As I mostly lay groaning and moaning in the hospital bed, the only time I smiled like a goofball was when I was watching a video of dogs greeting their owners. It had a list of ten dogs, each of them losing their minds as soon as they saw their owner. One straight up did a dance. Another almost jumped out of the window. Another dog stood on its hind legs and kept hopping.
“What are you smiling at?” asked my husband as he walked into the room bringing supplies from home.
“Dogs,” I croaked, “greeting their owners.”
He looked at me puzzled, knowing that neither he nor I are big on pets, and he knows I’m not even a dog person. He must have thought the medicines have driven me near crazy.
But what is it about these viral videos (cute pets, babies doing stupid laughs, chefs cooking up a storm, people cleaning their rooms and transforming tiny spaces into miracle corners) that calm us down somehow?
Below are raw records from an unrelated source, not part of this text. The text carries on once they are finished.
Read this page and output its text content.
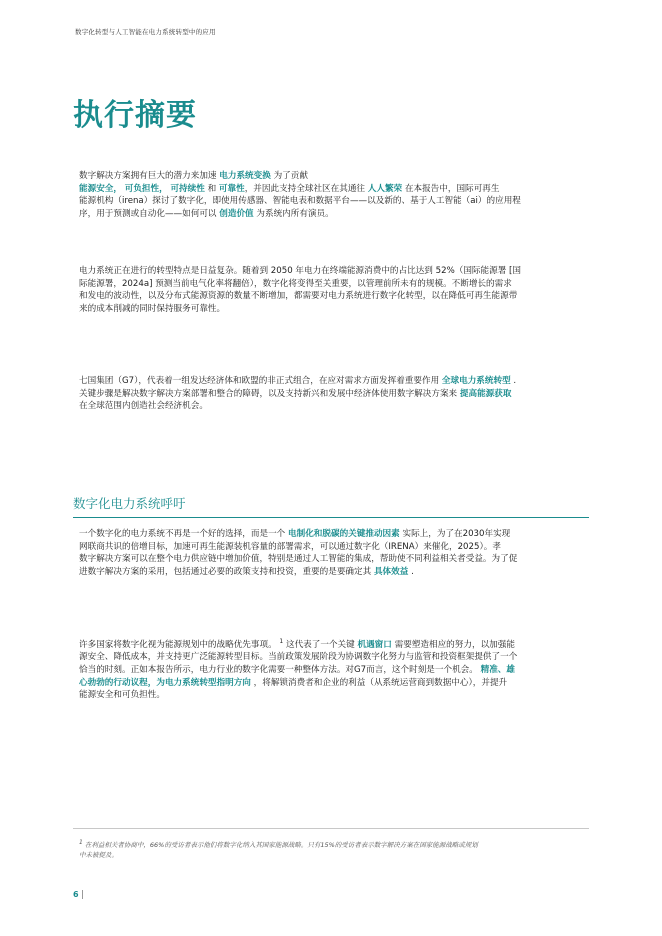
数字化转型与人工智能在电力系统转型中的应用
执行摘要
数字解决方案拥有巨大的潜力来加速 电力系统变换 为了贡献
能源安全， 可负担性， 可持续性 和 可靠性，并因此支持全球社区在其通往 人人繁荣 在本报告中，国际可再生
能源机构（irena）探讨了数字化，即使用传感器、智能电表和数据平台——以及新的、基于人工智能（ai）的应用程
序，用于预测或自动化——如何可以 创造价值 为系统内所有演员。
电力系统正在进行的转型特点是日益复杂。随着到 2050 年电力在终端能源消费中的占比达到 52%（国际能源署 [国
际能源署，2024a] 预测当前电气化率将翻倍），数字化将变得至关重要，以管理前所未有的规模。不断增长的需求
和发电的波动性，以及分布式能源资源的数量不断增加，都需要对电力系统进行数字化转型，以在降低可再生能源带
来的成本削减的同时保持服务可靠性。
七国集团（G7），代表着一组发达经济体和欧盟的非正式组合，在应对需求方面发挥着重要作用 全球电力系统转型 .
关键步骤是解决数字解决方案部署和整合的障碍，以及支持新兴和发展中经济体使用数字解决方案来 提高能源获取
在全球范围内创造社会经济机会。
数字化电力系统呼吁
一个数字化的电力系统不再是一个好的选择，而是一个 电制化和脱碳的关键推动因素 实际上，为了在2030年实现
网联商共识的倍增目标，加速可再生能源装机容量的部署需求，可以通过数字化（IRENA）来催化，2025）。孝
数字解决方案可以在整个电力供应链中增加价值，特别是通过人工智能的集成，帮助使不同利益相关者受益。为了促
进数字解决方案的采用，包括通过必要的政策支持和投资，重要的是要确定其 具体效益 .
许多国家将数字化视为能源规划中的战略优先事项。 $^1$ 这代表了一个关键 机遇窗口 需要塑造相应的努力，以加强能
源安全、降低成本，并支持更广泛能源转型目标。当前政策发展阶段为协调数字化努力与监管和投资框架提供了一个
恰当的时刻。正如本报告所示，电力行业的数字化需要一种整体方法。对G7而言，这个时刻是一个机会。 精准、雄
心勃勃的行动议程，为电力系统转型指明方向 ，将解锁消费者和企业的利益（从系统运营商到数据中心），并提升
能源安全和可负担性。
1 在利益相关者协商中，66%的受访者表示他们将数字化纳入其国家能源战略。只有15%的受访者表示数字解决方案在国家能源战略或规划
中未被提及。
6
Or suck us into their world? There is a Chinese woman called Li Ziqi who lives in Pingwu County, Mianyang in the north central Sichuan province of China. She cooks for her family, harvests cotton (among other crop), makes furniture and paints and sculpts too. A camera follows her around and she is seen cooking food from scratch. The videos are produced in very high quality and Li Ziqi is an extremely beautiful woman (and currently her channel has over 2.3 billion views). Many of her videos have over millions of views. And it isn’t just Li Ziqi. There are many pages that document Chinese women making food (a lot of them inspired by Li Ziqi) and being domestic goddesses that have raked over millions of views. The comment section is filled with lonely folks wishing they had a wife like any of these women or asking for the name of the vegetables (the videos don’t have subtitles or any English translations). Curious how food and family transcended the language and culture barriers. Perhaps, somethings are universally alike for all human beings. Some attribute Li Ziqi and success of many food vloggers to ‘fugu’ a ‘retro nostalgia’.
While rescue dogs being transformed into happy dogs made my day and watching Li Ziqi hunt for vegetables I’ve never heard of, had me engrossed, what made me super annoyed was a celebrity gang war on Pakistani twitter. This is the same week that saw a horrific train accident in Pakistan and twitter was ablaze with #FreePalestine just a few days ago. They quickly moved on to this celebrity gossip fest and both of these young celebs were constantly posting subtweets and later, long notes about what had passed between them. How quickly does the internet timeline shift from massive movements that bring about social change to petty squabbles of the rich and famous.
When I realised I had had enough of twitter, I headed to Facebook where Facebook Watch threw me into the vortex of bad Bollywood songs. The algorithm chooses videos to show you ones that fit the scheme of videos you’ve already watched. I had watched Sridevi’s snake dance video once so now I was bombarded with songs from 80s bollywood. It’s creepy how much these algorithms know about me. They probably know me more than my own husband. Mahwash. Likes dog videos. Watches Masterchef. Enjoys bad Bollywood. Uses Facebook to escape Twitter.
It’s right. When the world has too many tragedies and children dying and privileged celebrities constantly playing victim, a good old video of a rescue dog or a pretty plate of food will make me forget that the world will never change despite our outrage and despite Twitter capitalising on that outrage. So, I head to TikTok to watch people appear in 30 different looks in 15 seconds or see Li Ziqi cook up a storm for her family in Chinese winters. Because that world is chicken soup for a battered, news-hardened soul.